• Tidak ada hasil yang ditemukan

Otonomi Khusus Provinsi Aceh Berdasarkan Undang-Undang Nomor 18 Tahun 2001 dan Undang-Undang Nomor 11 Tahun 2006

C. Otonomi Khusus Provinsi Aceh

3. Otonomi Khusus Provinsi Aceh Berdasarkan Undang-Undang Nomor 18 Tahun 2001 dan Undang-Undang Nomor 11 Tahun 2006

a. Otonomi Khusus Provinsi Aceh Berdasarkan Undang-Undang Nomor 18 Tahun 2001.

Berbagai kebijakan dalam penyelenggaraan pemerintahan pada masa lalu yang menitik beratkan pada sistem terpusat (sentralisasi) dipandang sebagai sumber bagi munculnya ketidakadilan dalam kehidupan berbangsa dan bernegara. Momentum reformasi di Indonesia memberi peluang bagi timbulnya pemikiran-pemikiran baru untuk menyuarakan perubahan, yang selama masa orde baru hak mengeluarkan pendapat dikekang oleh rezim Soeharto dengan kekuatan militer.

Terbukanya kesempatan menyuarakan aspirasi memunculkan pergolakan masyarakat di Provinsi Daerah Istimewa Aceh yang dimanifestasikan dalam berbagai bentuk reaksi dalam menyuarakan perubahan, baik melalui jalur politik maupun gerakan perlawanan dengan mempergunakan kekuatan bersenjata (separatis).

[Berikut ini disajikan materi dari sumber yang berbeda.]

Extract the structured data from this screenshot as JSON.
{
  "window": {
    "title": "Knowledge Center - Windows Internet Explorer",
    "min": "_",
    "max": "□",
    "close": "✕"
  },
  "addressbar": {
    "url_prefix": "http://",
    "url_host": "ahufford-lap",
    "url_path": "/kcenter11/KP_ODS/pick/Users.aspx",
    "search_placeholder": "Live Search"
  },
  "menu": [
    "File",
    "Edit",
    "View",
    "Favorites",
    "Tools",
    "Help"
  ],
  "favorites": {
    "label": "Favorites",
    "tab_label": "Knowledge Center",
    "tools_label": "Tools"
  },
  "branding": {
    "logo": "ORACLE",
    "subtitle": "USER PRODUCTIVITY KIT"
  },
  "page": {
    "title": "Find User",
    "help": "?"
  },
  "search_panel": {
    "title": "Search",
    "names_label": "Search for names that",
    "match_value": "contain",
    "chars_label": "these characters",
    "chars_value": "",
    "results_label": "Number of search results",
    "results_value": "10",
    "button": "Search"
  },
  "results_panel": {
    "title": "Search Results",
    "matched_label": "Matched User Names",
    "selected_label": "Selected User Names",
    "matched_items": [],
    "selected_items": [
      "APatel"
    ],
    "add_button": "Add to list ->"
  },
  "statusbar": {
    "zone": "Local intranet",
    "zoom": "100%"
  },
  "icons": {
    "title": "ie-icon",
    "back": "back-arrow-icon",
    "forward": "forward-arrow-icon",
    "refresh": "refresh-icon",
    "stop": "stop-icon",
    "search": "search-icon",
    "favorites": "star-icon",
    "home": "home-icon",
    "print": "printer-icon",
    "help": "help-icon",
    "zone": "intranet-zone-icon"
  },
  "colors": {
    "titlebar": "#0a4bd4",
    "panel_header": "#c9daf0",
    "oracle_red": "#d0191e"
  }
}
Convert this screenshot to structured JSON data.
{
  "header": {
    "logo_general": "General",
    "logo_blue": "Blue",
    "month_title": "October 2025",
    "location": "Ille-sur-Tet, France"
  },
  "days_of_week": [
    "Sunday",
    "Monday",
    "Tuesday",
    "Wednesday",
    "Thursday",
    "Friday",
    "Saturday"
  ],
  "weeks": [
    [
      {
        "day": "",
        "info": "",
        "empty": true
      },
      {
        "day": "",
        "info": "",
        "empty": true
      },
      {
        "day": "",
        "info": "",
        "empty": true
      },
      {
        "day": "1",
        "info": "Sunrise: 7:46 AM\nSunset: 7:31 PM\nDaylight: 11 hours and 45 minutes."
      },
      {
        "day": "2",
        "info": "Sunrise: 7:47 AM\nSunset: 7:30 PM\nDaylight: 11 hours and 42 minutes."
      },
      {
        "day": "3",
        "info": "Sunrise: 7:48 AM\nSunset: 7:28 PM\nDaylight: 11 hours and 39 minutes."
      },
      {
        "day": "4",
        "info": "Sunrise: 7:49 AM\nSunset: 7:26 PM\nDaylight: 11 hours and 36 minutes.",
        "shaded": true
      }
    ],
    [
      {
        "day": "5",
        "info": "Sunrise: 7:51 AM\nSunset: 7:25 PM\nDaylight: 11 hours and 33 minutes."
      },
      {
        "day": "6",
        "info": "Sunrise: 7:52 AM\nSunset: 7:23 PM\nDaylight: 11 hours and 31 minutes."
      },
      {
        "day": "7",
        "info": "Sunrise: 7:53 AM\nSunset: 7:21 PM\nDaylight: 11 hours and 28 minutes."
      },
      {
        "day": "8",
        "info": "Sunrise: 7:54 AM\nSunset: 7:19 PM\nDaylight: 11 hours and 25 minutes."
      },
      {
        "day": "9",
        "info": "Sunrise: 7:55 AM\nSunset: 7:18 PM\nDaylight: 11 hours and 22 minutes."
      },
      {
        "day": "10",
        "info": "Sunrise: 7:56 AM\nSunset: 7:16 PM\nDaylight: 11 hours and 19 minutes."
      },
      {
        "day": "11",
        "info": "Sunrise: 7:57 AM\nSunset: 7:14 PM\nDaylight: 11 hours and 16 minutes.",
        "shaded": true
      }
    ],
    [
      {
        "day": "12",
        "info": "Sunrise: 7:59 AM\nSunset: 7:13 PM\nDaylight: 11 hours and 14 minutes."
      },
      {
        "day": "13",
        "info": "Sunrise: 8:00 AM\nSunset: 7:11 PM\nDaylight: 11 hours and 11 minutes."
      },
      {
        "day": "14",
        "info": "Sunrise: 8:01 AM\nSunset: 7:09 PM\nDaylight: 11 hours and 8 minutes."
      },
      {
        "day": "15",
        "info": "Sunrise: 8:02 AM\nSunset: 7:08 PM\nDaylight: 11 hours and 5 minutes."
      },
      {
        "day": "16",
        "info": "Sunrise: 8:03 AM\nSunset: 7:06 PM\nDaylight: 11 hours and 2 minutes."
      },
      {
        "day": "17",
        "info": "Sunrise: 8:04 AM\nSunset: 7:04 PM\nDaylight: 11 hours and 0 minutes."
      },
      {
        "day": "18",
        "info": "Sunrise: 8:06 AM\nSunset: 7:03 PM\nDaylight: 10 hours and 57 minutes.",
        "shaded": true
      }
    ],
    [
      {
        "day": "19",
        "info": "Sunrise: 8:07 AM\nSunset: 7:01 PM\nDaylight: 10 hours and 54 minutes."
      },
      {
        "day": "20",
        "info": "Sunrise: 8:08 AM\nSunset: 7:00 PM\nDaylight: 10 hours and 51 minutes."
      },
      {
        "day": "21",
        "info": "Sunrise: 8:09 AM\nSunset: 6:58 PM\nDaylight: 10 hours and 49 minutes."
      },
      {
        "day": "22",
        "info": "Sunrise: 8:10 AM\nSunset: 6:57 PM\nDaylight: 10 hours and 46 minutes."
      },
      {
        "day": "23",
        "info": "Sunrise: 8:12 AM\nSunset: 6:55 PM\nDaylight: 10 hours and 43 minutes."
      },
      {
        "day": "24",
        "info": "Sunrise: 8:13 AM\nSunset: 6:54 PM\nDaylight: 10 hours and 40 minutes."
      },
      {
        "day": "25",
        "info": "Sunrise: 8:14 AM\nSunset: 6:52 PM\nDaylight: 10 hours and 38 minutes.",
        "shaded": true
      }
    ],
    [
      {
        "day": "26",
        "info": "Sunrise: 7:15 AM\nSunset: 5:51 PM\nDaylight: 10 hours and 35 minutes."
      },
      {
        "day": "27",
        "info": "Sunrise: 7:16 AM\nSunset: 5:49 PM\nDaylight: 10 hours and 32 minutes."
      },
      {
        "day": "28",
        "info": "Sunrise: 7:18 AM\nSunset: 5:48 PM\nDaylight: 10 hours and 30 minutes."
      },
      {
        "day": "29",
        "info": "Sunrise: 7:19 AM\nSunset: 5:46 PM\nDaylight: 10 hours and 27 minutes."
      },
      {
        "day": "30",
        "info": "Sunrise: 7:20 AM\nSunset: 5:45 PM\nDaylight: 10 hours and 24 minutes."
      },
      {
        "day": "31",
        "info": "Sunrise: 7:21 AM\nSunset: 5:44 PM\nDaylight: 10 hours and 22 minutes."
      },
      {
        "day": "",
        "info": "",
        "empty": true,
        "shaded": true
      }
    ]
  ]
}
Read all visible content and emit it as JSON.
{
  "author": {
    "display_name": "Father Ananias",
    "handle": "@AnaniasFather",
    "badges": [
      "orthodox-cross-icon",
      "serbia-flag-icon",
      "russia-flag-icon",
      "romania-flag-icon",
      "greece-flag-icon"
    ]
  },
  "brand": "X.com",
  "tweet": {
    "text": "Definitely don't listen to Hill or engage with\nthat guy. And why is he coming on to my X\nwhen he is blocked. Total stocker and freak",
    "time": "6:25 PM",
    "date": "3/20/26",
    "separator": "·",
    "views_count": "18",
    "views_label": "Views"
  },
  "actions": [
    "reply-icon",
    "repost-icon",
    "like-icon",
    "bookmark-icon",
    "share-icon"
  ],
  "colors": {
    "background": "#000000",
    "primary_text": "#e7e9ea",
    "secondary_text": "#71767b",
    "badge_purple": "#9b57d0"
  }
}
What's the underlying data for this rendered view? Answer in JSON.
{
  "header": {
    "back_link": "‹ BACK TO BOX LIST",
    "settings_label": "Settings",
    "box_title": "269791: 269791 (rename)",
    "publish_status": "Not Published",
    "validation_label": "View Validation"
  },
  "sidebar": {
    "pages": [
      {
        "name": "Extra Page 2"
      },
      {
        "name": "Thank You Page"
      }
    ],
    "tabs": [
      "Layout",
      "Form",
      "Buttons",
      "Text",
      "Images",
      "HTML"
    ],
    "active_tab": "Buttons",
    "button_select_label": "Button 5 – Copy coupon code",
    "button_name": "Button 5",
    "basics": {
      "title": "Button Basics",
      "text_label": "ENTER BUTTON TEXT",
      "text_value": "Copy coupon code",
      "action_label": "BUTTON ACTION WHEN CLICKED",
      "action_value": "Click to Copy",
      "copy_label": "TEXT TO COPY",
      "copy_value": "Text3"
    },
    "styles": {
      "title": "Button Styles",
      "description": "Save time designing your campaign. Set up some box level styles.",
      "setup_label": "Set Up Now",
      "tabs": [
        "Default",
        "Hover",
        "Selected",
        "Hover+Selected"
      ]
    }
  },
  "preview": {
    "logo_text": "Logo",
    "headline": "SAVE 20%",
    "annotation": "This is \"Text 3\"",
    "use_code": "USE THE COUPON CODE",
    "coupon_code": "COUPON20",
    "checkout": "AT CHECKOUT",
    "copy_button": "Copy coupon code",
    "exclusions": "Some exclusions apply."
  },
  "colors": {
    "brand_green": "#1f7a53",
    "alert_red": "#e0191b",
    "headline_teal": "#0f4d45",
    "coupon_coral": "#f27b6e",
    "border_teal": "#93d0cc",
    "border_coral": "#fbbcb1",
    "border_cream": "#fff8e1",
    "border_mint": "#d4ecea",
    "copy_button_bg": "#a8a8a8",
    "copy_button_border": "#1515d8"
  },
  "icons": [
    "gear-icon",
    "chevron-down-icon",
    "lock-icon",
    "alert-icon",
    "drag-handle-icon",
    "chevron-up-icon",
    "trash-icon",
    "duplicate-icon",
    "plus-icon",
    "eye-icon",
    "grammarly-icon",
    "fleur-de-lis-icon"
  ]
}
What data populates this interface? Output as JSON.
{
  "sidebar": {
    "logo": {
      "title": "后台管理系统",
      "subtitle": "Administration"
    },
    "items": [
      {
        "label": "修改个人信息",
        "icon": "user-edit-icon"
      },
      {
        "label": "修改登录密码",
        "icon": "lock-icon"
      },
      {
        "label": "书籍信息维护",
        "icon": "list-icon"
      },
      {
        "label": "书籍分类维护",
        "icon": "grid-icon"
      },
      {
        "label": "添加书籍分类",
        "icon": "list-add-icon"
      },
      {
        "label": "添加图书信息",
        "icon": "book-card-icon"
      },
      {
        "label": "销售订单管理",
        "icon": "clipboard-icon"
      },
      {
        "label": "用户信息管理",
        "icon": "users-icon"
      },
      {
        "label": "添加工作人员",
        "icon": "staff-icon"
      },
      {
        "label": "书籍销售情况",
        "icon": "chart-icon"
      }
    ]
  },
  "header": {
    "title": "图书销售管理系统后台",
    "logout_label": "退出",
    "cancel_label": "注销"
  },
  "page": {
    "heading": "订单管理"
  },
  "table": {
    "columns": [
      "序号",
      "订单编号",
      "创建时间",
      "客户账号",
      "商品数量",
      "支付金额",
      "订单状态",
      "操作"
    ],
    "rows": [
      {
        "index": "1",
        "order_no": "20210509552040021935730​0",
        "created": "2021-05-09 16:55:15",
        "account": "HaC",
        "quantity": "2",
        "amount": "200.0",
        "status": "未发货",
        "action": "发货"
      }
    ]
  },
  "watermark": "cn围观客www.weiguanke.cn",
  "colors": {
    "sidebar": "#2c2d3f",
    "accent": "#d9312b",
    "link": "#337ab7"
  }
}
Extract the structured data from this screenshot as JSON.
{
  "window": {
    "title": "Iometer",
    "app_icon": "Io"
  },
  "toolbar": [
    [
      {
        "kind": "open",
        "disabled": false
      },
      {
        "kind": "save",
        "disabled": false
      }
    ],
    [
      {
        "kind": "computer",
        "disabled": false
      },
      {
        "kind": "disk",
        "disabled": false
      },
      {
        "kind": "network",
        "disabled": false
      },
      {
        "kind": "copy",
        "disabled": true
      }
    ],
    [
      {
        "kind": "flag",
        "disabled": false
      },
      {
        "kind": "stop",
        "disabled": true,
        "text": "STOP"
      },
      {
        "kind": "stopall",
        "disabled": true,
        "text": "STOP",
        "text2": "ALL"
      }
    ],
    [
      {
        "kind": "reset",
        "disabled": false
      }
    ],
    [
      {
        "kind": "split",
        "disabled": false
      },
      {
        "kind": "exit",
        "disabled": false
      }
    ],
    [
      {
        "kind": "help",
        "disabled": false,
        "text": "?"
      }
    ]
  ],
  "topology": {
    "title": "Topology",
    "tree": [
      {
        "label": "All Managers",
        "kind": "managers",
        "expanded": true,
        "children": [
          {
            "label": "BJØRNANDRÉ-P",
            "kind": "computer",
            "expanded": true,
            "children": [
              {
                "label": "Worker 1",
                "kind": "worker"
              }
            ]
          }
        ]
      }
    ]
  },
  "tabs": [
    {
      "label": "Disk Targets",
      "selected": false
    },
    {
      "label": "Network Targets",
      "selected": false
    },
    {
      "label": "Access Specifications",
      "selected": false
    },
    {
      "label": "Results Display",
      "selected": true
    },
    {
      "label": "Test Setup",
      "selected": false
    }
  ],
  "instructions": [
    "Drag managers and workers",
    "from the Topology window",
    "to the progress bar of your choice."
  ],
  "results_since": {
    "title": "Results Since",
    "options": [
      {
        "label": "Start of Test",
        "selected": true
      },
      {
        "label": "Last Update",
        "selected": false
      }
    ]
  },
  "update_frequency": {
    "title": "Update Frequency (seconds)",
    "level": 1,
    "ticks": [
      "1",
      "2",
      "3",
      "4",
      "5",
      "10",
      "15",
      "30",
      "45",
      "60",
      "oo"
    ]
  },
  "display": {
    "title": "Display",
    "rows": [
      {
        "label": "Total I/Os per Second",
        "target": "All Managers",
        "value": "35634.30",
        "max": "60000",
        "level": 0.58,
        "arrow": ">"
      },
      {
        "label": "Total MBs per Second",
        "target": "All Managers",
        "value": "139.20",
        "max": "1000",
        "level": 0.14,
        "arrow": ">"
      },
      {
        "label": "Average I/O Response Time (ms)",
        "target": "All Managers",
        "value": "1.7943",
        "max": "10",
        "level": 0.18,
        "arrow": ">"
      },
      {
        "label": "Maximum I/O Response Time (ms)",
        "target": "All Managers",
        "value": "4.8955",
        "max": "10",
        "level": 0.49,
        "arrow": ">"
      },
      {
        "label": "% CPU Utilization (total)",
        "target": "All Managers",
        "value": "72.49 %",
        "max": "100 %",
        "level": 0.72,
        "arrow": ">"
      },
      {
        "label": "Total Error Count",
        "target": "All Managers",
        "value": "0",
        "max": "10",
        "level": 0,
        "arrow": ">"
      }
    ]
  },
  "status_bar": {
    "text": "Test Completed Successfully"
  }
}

Kondisi demikian memaksa pemerintah untuk mengambil langkah-langkah politik dalam menyelesaikan konflik yang timbul di Provinsi Aceh, yaitu:

a. Sidang Umum Majelis Permusyawaratan Rakyat tahun 1999 telah mengamanatkan dalam Ketetapan MPR Nomor IV/MPR/1999, antara lain memberikan Otonomi Khusus kepada Provinsi Daerah Istimewa Aceh.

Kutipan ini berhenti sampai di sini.